No yoga- haven’t had time! Will get back to it this week. Man, the time is slipping away quickly!
I apologize that I didn’t get my Bachelorette post out Tuesday…. you’ll have to settle for today. I ended up going on an impromptu date that lasted wee into the night, so I didn’t get a chance to watch Emily and crew Monday night.
Before I begin- one other topic on love. “G” called me tonight to tell me one of her exes is now expecting a baby. She is in a relationship now, but it still stung that someone she had been in love with, who had told her he was not interested in kids or marriage- had a kid on the way (not sure about the marriage part, sounds like it is a baby-momma situation). It was textbook When Harry Met Sally, where Sally finds out that ex-bf Joe is getting married.
Unfortunately this has happened all too many times to me before. I’ve had eight (count ’em) I would call relationships/boyfriends. Of the eight, about 50% went on to marry the next girl they dated. I started thinking that my purpose in life was that of a Groom’s groomer. Instead I realized a major thing:
Dudes are simple.
If they want the girl/feel like they have the right girl- they make stuff happen. And kinda quickly at that.
Those boyfriends who hemmed and hawed with me for three years, got engaged within one year with the next gal. Why? I wasn’t the right girl, plain and simple. I think many of them wanted me to be the right girl. But they knew deep down, I wasn’t- and when the right one did appear- donezo.
It still hurts to hear things like exes getting married/having a kid while you are still a single person because your brain always goes to, “that should have been me.
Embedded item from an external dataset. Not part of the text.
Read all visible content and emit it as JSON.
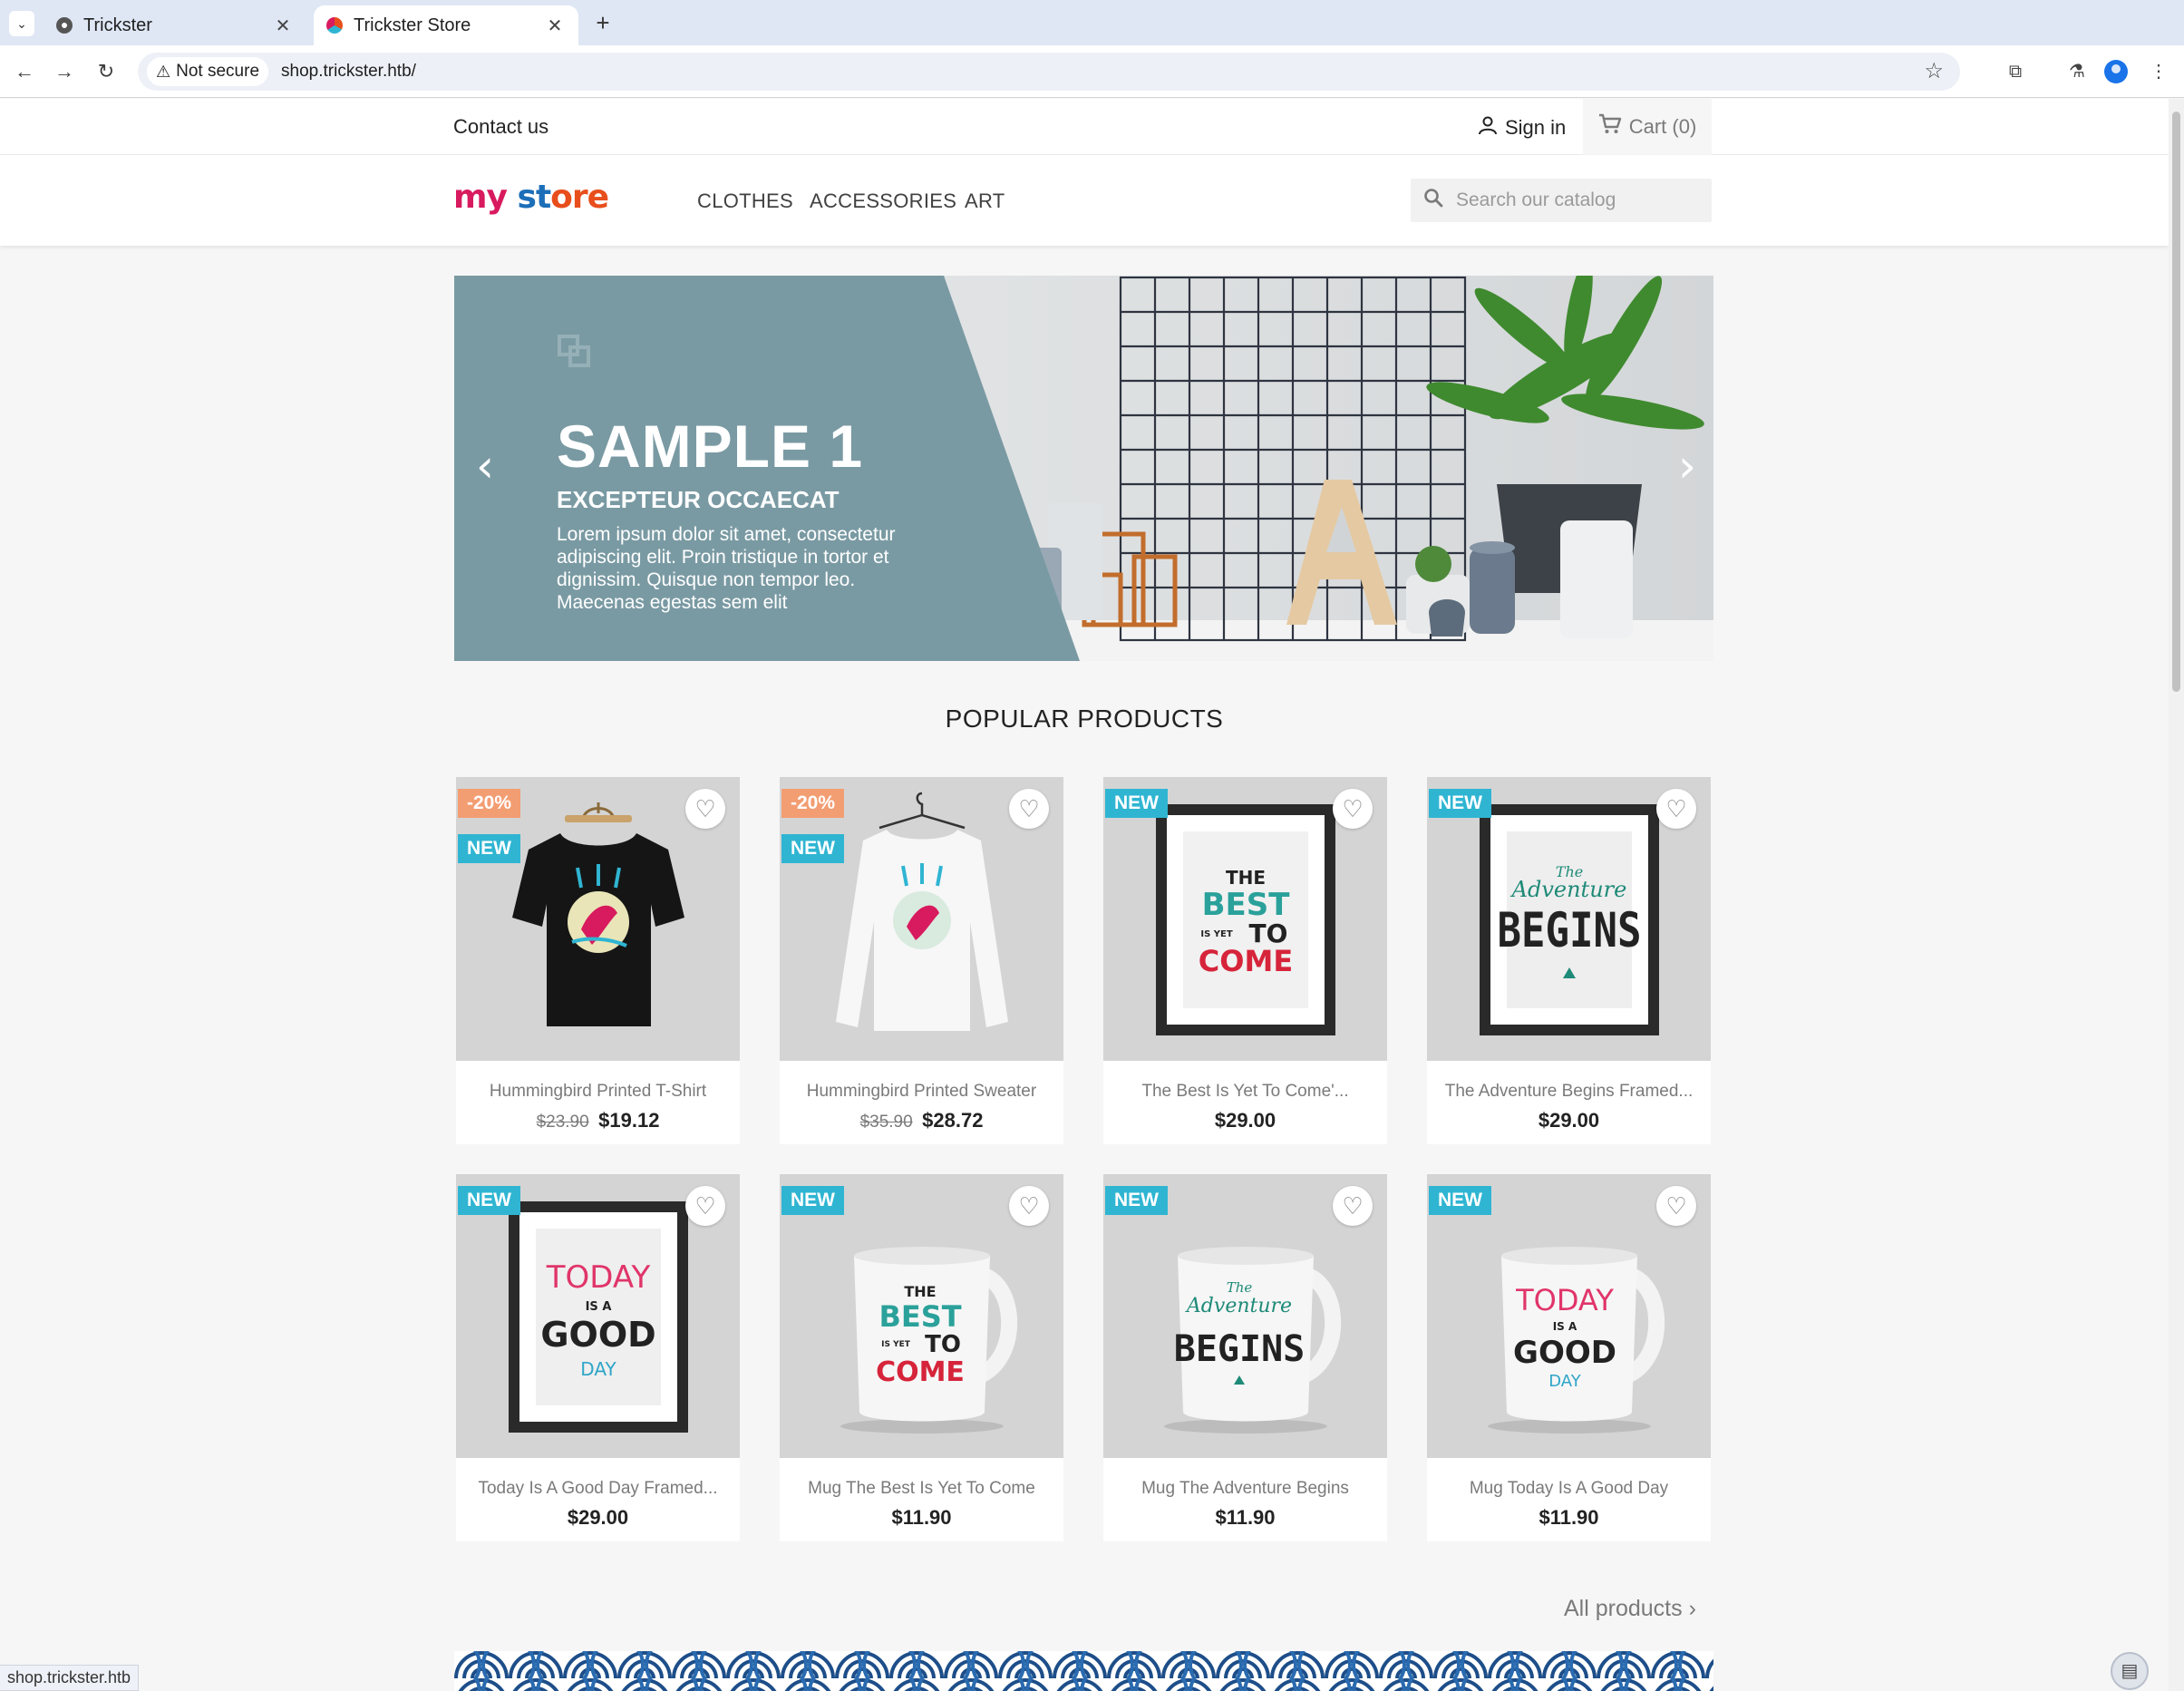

I should have been the one to marry/have his baby/etc.” The truth of the matter, if you shoulda, you woulda. And I find most of the time, it is actually a blessing that it wasn’t you.
I haven’t given up on my soulmate just yet. But I do think that if he does find me, everything will happen when I least expect it to and will happen very quickly. So what about Emily’s potential soul mates?? My thoughts:
Sean is hawt. Not sure about the soapbox speech, but I could look at him smile all day.
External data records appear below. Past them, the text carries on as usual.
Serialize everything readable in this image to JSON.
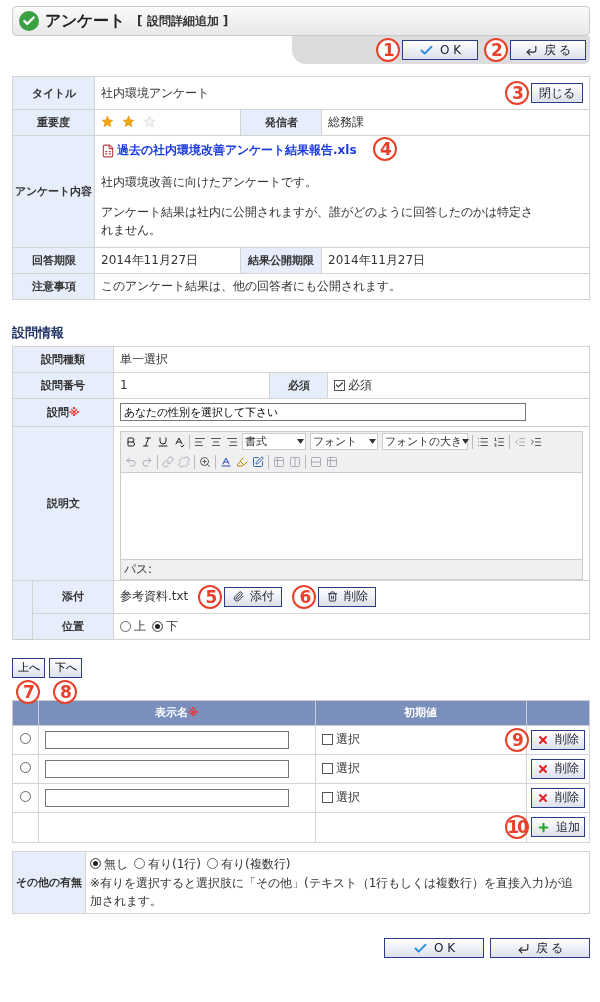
{
  "header": {
    "title": "アンケート",
    "subtitle": "[ 設問詳細追加 ]"
  },
  "top_buttons": [
    {
      "kind": "ok",
      "label": "O K"
    },
    {
      "kind": "back",
      "label": "戻 る"
    }
  ],
  "survey": {
    "title_label": "タイトル",
    "title": "社内環境アンケート",
    "close_button": "閉じる",
    "importance_label": "重要度",
    "stars": 2,
    "sender_label": "発信者",
    "sender": "総務課",
    "content_label": "アンケート内容",
    "attachment": "過去の社内環境改善アンケート結果報告.xls",
    "paragraphs": [
      "社内環境改善に向けたアンケートです。",
      "アンケート結果は社内に公開されますが、誰がどのように回答したのかは特定されません。"
    ],
    "deadline_label": "回答期限",
    "deadline": "2014年11月27日",
    "publish_label": "結果公開期限",
    "publish": "2014年11月27日",
    "notes_label": "注意事項",
    "notes": "このアンケート結果は、他の回答者にも公開されます。"
  },
  "question": {
    "section_title": "設問情報",
    "type_label": "設問種類",
    "type": "単一選択",
    "number_label": "設問番号",
    "number": "1",
    "required_label": "必須",
    "required_checked": true,
    "required_text": "必須",
    "question_label": "設問",
    "required_mark": "※",
    "question_value": "あなたの性別を選択して下さい",
    "description_label": "説明文",
    "editor_dropdowns": [
      "書式",
      "フォント",
      "フォントの大き"
    ],
    "path_label": "パス:",
    "attach_label": "添付",
    "attach_file": "参考資料.txt",
    "attach_button": "添付",
    "delete_button": "削除",
    "position_label": "位置",
    "positions": [
      {
        "label": "上",
        "selected": false
      },
      {
        "label": "下",
        "selected": true
      }
    ]
  },
  "move_buttons": [
    "上へ",
    "下へ"
  ],
  "options": {
    "columns": [
      "表示名",
      "初期値"
    ],
    "required_mark": "※",
    "rows": [
      {
        "selected": false,
        "value": "",
        "checked": false,
        "default_label": "選択",
        "delete_button": "削除"
      },
      {
        "selected": false,
        "value": "",
        "checked": false,
        "default_label": "選択",
        "delete_button": "削除"
      },
      {
        "selected": false,
        "value": "",
        "checked": false,
        "default_label": "選択",
        "delete_button": "削除"
      }
    ],
    "add_button": "追加"
  },
  "other": {
    "label": "その他の有無",
    "choices": [
      {
        "label": "無し",
        "selected": true
      },
      {
        "label": "有り(1行)",
        "selected": false
      },
      {
        "label": "有り(複数行)",
        "selected": false
      }
    ],
    "note": "※有りを選択すると選択肢に「その他」(テキスト（1行もしくは複数行）を直接入力)が追加されます。"
  },
  "bottom_buttons": [
    {
      "kind": "ok",
      "label": "O K"
    },
    {
      "kind": "back",
      "label": "戻 る"
    }
  ],
  "callouts": [
    "1",
    "2",
    "3",
    "4",
    "5",
    "6",
    "7",
    "8",
    "9",
    "10"
  ]
}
Jef is totally growing on me. I am just in love with his darn wardrobe. The sweet hipster vibe. I loved the skinny tie with the jacket and mustardy pants. The Bieber-like hair is my favorite though.
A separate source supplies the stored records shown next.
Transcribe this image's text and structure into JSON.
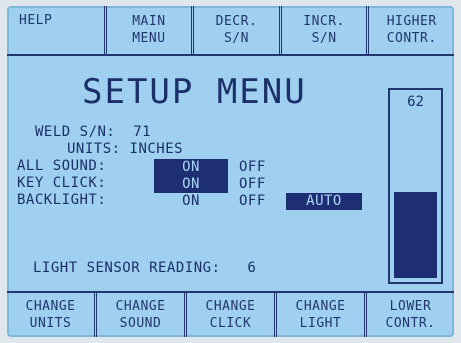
{
  "top_softkeys": [
    {
      "line1": "HELP",
      "line2": ""
    },
    {
      "line1": "MAIN",
      "line2": "MENU"
    },
    {
      "line1": "DECR.",
      "line2": "S/N"
    },
    {
      "line1": "INCR.",
      "line2": "S/N"
    },
    {
      "line1": "HIGHER",
      "line2": "CONTR."
    }
  ],
  "bottom_softkeys": [
    {
      "line1": "CHANGE",
      "line2": "UNITS"
    },
    {
      "line1": "CHANGE",
      "line2": "SOUND"
    },
    {
      "line1": "CHANGE",
      "line2": "CLICK"
    },
    {
      "line1": "CHANGE",
      "line2": "LIGHT"
    },
    {
      "line1": "LOWER",
      "line2": "CONTR."
    }
  ],
  "title": "SETUP MENU",
  "weld_sn": {
    "label": "WELD S/N:",
    "value": "71"
  },
  "units": {
    "label": "UNITS:",
    "value": "INCHES"
  },
  "all_sound": {
    "label": "ALL SOUND:",
    "on": "ON",
    "off": "OFF",
    "selected": "ON"
  },
  "key_click": {
    "label": "KEY CLICK:",
    "on": "ON",
    "off": "OFF",
    "selected": "ON"
  },
  "backlight": {
    "label": "BACKLIGHT:",
    "on": "ON",
    "off": "OFF",
    "auto": "AUTO",
    "selected": "AUTO"
  },
  "light_sensor": {
    "label": "LIGHT SENSOR READING:",
    "value": "6"
  },
  "contrast": {
    "value": "62",
    "fill_fraction": 0.47
  },
  "colors": {
    "screen": "#9fd0ef",
    "ink": "#1c2f6a",
    "highlight": "#1d2e73"
  }
}
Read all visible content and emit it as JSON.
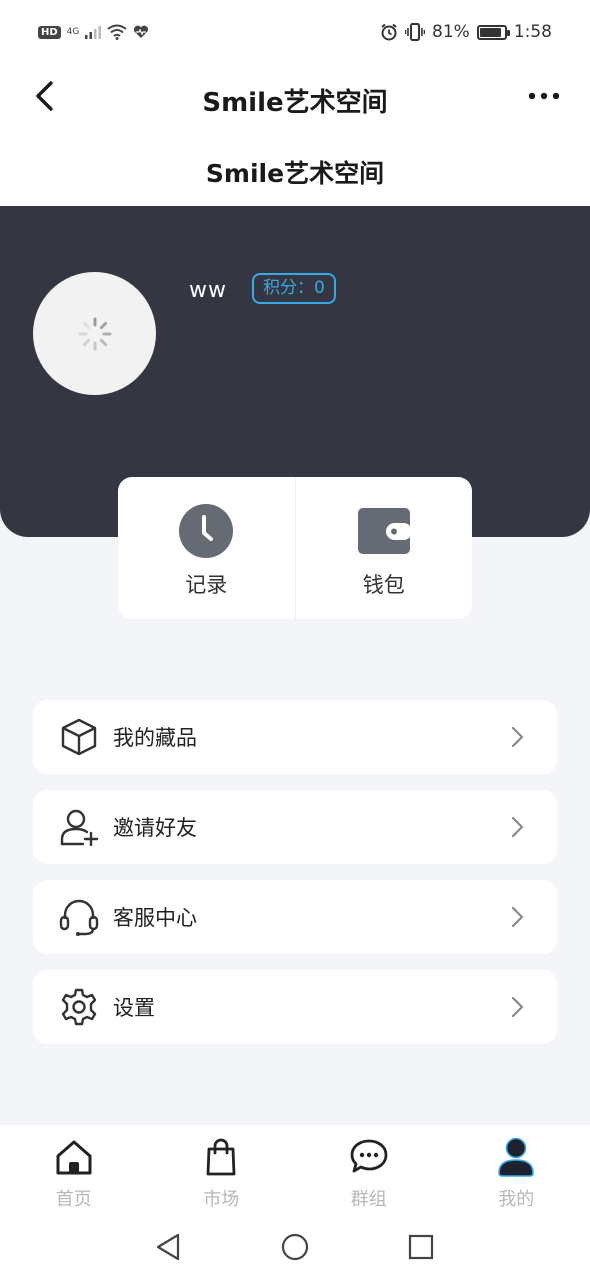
{
  "status_bar": {
    "hd": "HD",
    "network": "4G",
    "battery_pct": "81%",
    "time": "1:58"
  },
  "nav": {
    "title": "Smile艺术空间"
  },
  "subheader": {
    "title": "Smile艺术空间"
  },
  "profile": {
    "username": "ww",
    "points_label": "积分：0"
  },
  "quick_actions": [
    {
      "label": "记录",
      "icon": "clock-icon"
    },
    {
      "label": "钱包",
      "icon": "wallet-icon"
    }
  ],
  "menu": [
    {
      "label": "我的藏品",
      "icon": "box-icon"
    },
    {
      "label": "邀请好友",
      "icon": "add-user-icon"
    },
    {
      "label": "客服中心",
      "icon": "headset-icon"
    },
    {
      "label": "设置",
      "icon": "gear-icon"
    }
  ],
  "tabs": [
    {
      "label": "首页",
      "icon": "home-icon"
    },
    {
      "label": "市场",
      "icon": "shopping-bag-icon"
    },
    {
      "label": "群组",
      "icon": "chat-icon"
    },
    {
      "label": "我的",
      "icon": "user-icon",
      "active": true
    }
  ],
  "colors": {
    "hero_bg": "#343741",
    "accent": "#37a9e6",
    "page_bg": "#f4f5f9"
  }
}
Kalon is not hot at all. Ew. And has a terrible personality. How does he function in life? His money? One day he’ll realize that’ll never be enough. I feel like Kalon could kill squirrels or build Robots on the side. The best was when Emily kicked the db out of the place and said, “I love to hear you talk, but not til I’m done- I got that from you. “
Alejandro is freakin adorable- why doesn’t she hang out with that dude!?
For the first time in Bachelorette history, I actually laughed my ass off. The culprit? Arie as the nurse. Hilarious.
Adios hot mushroom farmer. I still think Ryan should’ve left but there was no connection there with Alejandro. Where are you shroomer? I will come find you!